Nate could rewire an entire power intake in less than an hour, but he wasn’t any good at being stern with Pixel. Especially when she turned her big, dark eyes on him. Pixel was an uncommonly pretty little girl. Even Reed’s strong will couldn’t withstand her gap-toothed, sunny smile when she wanted something.
“My head’s mended now,” he said, showing her the line of fresh stitches.
“Did the Servants fix it?”
“No.” Nate touched his cheek, struck by the shadow of a memory that faded into the fuzziness of his lingering headache. “They were busy helping the people at the train wreck.”
“Reed said you needed lots of sleep.”
“I slept all day. I don’t need rest now. You do. That’s how you grow.”
But Nate didn’t stop her when she followed him around instead of burrowing in her bunk.

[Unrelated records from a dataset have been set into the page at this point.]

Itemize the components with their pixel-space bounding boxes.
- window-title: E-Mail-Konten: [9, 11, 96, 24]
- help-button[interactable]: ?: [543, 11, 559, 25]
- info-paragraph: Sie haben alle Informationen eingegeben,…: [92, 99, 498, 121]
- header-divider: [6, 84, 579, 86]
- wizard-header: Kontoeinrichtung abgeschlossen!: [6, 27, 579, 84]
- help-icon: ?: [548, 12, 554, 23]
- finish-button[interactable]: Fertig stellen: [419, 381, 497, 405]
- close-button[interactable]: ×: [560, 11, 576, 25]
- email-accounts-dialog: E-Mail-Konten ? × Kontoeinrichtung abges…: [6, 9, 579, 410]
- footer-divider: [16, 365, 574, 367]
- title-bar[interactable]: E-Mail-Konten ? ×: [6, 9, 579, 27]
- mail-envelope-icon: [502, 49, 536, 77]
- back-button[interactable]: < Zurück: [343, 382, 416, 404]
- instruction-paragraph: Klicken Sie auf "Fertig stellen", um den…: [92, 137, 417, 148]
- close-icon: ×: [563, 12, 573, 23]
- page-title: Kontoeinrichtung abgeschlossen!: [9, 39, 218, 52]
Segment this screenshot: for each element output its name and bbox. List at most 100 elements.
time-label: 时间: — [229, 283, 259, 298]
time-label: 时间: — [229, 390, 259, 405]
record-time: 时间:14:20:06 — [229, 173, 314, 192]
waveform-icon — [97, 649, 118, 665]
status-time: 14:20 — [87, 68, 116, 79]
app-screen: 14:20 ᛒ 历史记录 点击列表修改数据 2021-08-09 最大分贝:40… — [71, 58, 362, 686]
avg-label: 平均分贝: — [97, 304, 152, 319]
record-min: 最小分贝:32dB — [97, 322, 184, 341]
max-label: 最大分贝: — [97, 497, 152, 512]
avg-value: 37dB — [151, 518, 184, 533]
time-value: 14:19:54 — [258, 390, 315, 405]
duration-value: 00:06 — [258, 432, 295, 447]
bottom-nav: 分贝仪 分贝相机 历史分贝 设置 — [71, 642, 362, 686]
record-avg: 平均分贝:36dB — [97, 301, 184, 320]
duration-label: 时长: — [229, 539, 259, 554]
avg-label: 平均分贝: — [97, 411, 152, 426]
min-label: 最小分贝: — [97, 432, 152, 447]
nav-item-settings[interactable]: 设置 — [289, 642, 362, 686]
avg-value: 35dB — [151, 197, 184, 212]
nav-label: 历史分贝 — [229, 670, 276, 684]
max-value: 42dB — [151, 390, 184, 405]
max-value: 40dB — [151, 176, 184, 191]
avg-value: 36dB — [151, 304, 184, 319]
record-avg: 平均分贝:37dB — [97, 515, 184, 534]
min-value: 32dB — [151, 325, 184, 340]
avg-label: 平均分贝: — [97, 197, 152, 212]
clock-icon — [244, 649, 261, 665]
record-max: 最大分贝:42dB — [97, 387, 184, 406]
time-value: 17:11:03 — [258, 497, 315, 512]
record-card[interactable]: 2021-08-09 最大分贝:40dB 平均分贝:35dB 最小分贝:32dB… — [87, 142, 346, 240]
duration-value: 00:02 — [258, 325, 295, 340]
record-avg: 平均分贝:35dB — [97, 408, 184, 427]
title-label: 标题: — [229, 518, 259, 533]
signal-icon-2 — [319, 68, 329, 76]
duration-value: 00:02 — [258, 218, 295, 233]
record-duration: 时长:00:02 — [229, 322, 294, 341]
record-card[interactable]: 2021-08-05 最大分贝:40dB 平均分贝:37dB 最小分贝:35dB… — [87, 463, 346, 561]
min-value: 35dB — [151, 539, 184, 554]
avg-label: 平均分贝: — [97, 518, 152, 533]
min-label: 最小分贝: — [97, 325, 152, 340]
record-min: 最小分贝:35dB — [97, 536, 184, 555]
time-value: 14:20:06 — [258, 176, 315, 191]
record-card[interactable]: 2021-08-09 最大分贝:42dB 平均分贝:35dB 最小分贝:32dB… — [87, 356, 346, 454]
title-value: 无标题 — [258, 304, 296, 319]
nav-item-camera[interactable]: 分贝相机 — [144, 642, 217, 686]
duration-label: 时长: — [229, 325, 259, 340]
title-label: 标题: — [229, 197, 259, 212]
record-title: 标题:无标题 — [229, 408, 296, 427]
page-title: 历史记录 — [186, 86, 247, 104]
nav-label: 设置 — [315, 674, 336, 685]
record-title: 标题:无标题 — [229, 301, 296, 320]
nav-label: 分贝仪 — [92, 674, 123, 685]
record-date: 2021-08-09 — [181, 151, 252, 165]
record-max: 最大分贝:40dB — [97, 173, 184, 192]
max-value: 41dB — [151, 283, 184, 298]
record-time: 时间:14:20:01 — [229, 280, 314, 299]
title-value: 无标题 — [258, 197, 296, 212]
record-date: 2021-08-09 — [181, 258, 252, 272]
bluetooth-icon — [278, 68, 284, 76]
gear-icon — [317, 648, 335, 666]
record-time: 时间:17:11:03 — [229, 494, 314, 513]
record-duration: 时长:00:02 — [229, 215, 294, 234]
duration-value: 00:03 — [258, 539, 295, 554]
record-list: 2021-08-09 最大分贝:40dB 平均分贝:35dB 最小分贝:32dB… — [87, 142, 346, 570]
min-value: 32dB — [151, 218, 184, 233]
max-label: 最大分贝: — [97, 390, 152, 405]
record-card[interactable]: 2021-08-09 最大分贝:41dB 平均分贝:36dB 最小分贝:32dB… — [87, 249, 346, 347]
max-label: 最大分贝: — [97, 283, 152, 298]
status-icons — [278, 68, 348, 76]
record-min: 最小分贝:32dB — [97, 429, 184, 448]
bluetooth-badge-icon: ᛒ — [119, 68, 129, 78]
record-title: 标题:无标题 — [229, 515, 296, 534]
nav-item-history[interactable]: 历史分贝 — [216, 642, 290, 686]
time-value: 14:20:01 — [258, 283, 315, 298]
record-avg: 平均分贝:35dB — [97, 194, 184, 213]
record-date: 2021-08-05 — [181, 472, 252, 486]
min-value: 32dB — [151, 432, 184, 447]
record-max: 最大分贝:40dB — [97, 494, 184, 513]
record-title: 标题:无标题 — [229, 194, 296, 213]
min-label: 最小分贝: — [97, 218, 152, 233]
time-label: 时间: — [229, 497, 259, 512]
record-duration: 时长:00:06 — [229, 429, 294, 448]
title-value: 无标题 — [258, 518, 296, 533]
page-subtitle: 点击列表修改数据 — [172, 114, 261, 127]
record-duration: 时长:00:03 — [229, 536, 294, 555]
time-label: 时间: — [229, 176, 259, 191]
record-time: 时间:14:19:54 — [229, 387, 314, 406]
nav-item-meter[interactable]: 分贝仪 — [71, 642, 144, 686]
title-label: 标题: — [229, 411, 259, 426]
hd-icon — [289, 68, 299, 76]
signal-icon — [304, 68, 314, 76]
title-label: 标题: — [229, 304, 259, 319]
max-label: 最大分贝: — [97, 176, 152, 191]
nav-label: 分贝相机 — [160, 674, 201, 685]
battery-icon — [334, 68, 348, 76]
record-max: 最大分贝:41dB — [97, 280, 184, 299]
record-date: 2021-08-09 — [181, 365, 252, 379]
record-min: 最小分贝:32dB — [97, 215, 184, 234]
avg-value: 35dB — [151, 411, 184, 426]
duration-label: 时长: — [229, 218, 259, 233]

He straightened up the hideout to the sound of distant shouting. Late in the night, it was usually quiet outside. Uneasy, Nate recalled the tension on the street on his walk home. It had felt like the staticky air before a lightning storm. Something was happening.
He shook the dirt out of Reed’s tattered blankets. The patched-up fabric smelled sweet and warm, and he spent more time than he needed dusting the blanket off and folding it up.
Pixel leaned against the scaffolding and watched Nate. The mismatched button-eyes of her rag doll watched him too. He imagined the doll knowing, somehow, that Reed meant more to him than he let on.
Reed laughed too loud and endured the stinking heat of summer and the barren depths of winter without a complaint. He sat down to meager meals with a smile on his face, like he was the luckiest man in the Withers.
And he made Nate feel useful.
But Nate wanted more of the warm feeling he got when Reed was close. It was different than the sensation of a full belly. It was better.
It was more than he should want from Reed.
Reed had grown up in an ugly place where people traded their bodies away to stay alive. “My ma didn’t have a choice,” Reed had explained once, tripping over the words. “The trappers, they’ll take anyone alone. Get back before it’s dark.” Trappers sold their victims’ freedom to the pleasure dealers. And pleasure dealers handed out chem to make the long nights easier to bear.
Now that the Breakers had taken over most of the pleasure houses, the trappers were more relentless than ever. Fired up on good chem and desperate for more.
Nate shivered. Their quiet hideout offered a little bit of peace from the horrors of the streets of the Withers, but it wasn’t escape. Everything terrible was still out there, where his gang dodged from shadow to shadow.
A low hum of anxiety weaved through Nate’s ribs.
He sat in Reed’s bed and pulled Pixel down to sit beside him. “If you’re not going to sleep, you have to stop playing.” After a brief tug of war with the rag doll, she let go and put her head down in his lap with a huff.
“Sparks said the people on the train caught on fire,” she said.
“Not all of them did.”
“Why’d you save them?” She rolled onto her back to look up at him, wrinkling her brow.
“Because I could help. I knew how to open the doors.”
She bit her lip for a long moment and nodded once.
A bang at the hatch startled them both. Pixel rolled out of his lap as he leapt up. The password sounded in code, each knock louder and more frantic. Nate rushed to unlock the hatch and wrenched it open.
“You just left,” he blurted out.
“We’re moving.” Reed grit the words out like a curse.
“What?” Nate staggered back, clumsy with dread, as Reed climbed out and reached down to offer Sparks a hand. “But we’re settled. The shutters. . .”
“You heard me. Start packing everything you can carry. Bring all the food you can.” Without another glance at Nate, Reed climbed up the row of bunks and began tearing down the concealed bags and boxes that contained their few belongings.
Brick struggled through the hatch after them, wild-eyed and winded. She took Nate by the arm and spoke in low tones. “Trappers. Reed thinks they followed you back from Alden’s. We can’t risk it if they saw us. Gotta take cover.”
The floor seemed to drop out from under Nate.